I would like to track this channel and see how it evolves. Any customers out there, who would like to share their first hand experience of using this.

Travel and Innovation

Paul Sloane in his recent newsletter says “Recently I visited the beautiful city of Antwerp and while there I filled my car at a fully automated petrol station.  There was no attendant and no shop.  You just put your credit card into the machine and then fill up.  It reminded me of two innovation lessons.  You can always get innovative ideas by traveling because people in other countries solve problems in different ways.  Secondly a good way to innovate is by eliminating things – in this case the attendant and the shop.”

Now what this small note tells me is that traveling to a new place can fuel your innovation quotient. You can pick up ideas from the way people in this country live and deal with the inherent problems that they have in their system. For example visitors to India can pick up a tip or two on Jugaad. The moment you are in an environment other than you live in, you start seeing the things that are obviously different from your own. It reminds me that a few years back I was traveling in Bhutan and I realized there not many shops selling clothes or garments. In fact the small number of shops that did have clothes were not the clothes common people were wearing there and were obviously meant for the high end visitors. Upon enquiry I figured out that most people there weave their own clothes, which may seem very primitive to most of us, but it is the way of life there. Now you never know when this brainwave strikes someone and they make this idea of weaving your own cloth popular and it may become a fashion statement to wear self woven clothes. 

Secondly, the difference between how you operate and how they operate can give you the models or small tricks to use while doing a formal idea generation, like the author picked up the idea of elimination which can be and is used popularly in product designs. 

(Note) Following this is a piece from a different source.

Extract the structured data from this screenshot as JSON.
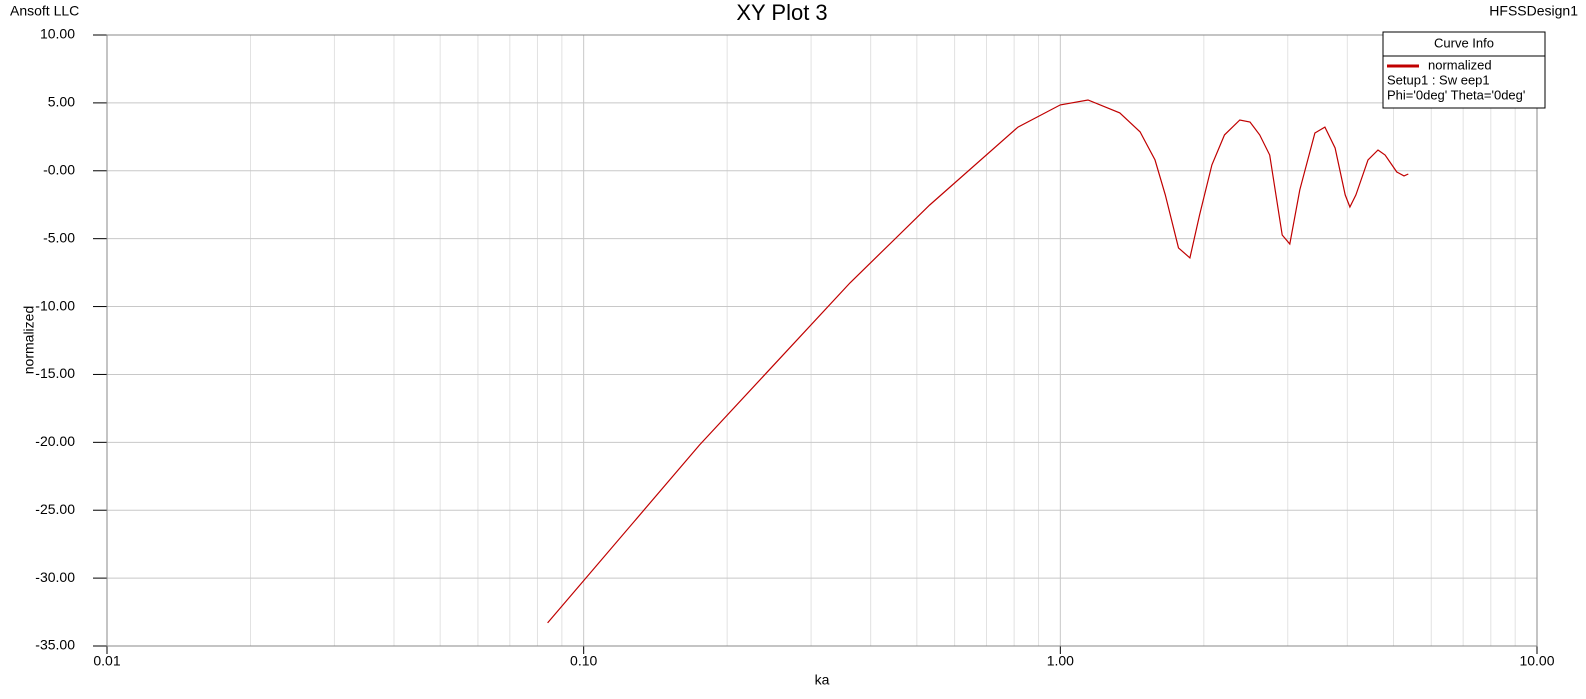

On a lighter note, this tells is that a true professional will always find his subject’s angle no matter he or she is, working or on vacation.

Rewarding Failed Efforts

I was reading the book Tata – The evolution of a corporate brand by Morgen Witzel and read about this concept that the group follows called ‘Dare to Try’. This is an award that is given to innovations done by the teams anywhere in the group, which are pathbreaking but did not take off in the marketplace. Couple of  examples mentioned in the book are:
  1. Plastic doors for cars
  2. Flavor capsule for tea, that you can carry with you. Imagine having a Ginger capsule that you can carry in your pocket, and use as and when you want. I know there used to be drops that I bought from Kerala sometime back, but then being liquid it was difficult to carry them.
Interestingly, an article by Sam Swaminathan in Mckinsey’s MIX ( Management Innovation Exchange), also mentions creating a space for employees to share their mistakes and rewarding few of them based on some criteria.
Now what happens is, essentially employees get a message that failing in an attempt is fine and will not work against them in the organization. I am not sure if people would really want to be rewarded for mistakes, but it does give confidence to everyone to try and explore the ideas in their heads. It can create an environment of openness as ideas can get evaluated from various angles by various people and in a modified form, idea may still see the light of the day or cross-pollinate other ideas.
Do you know any other examples of the organizations doing this formally?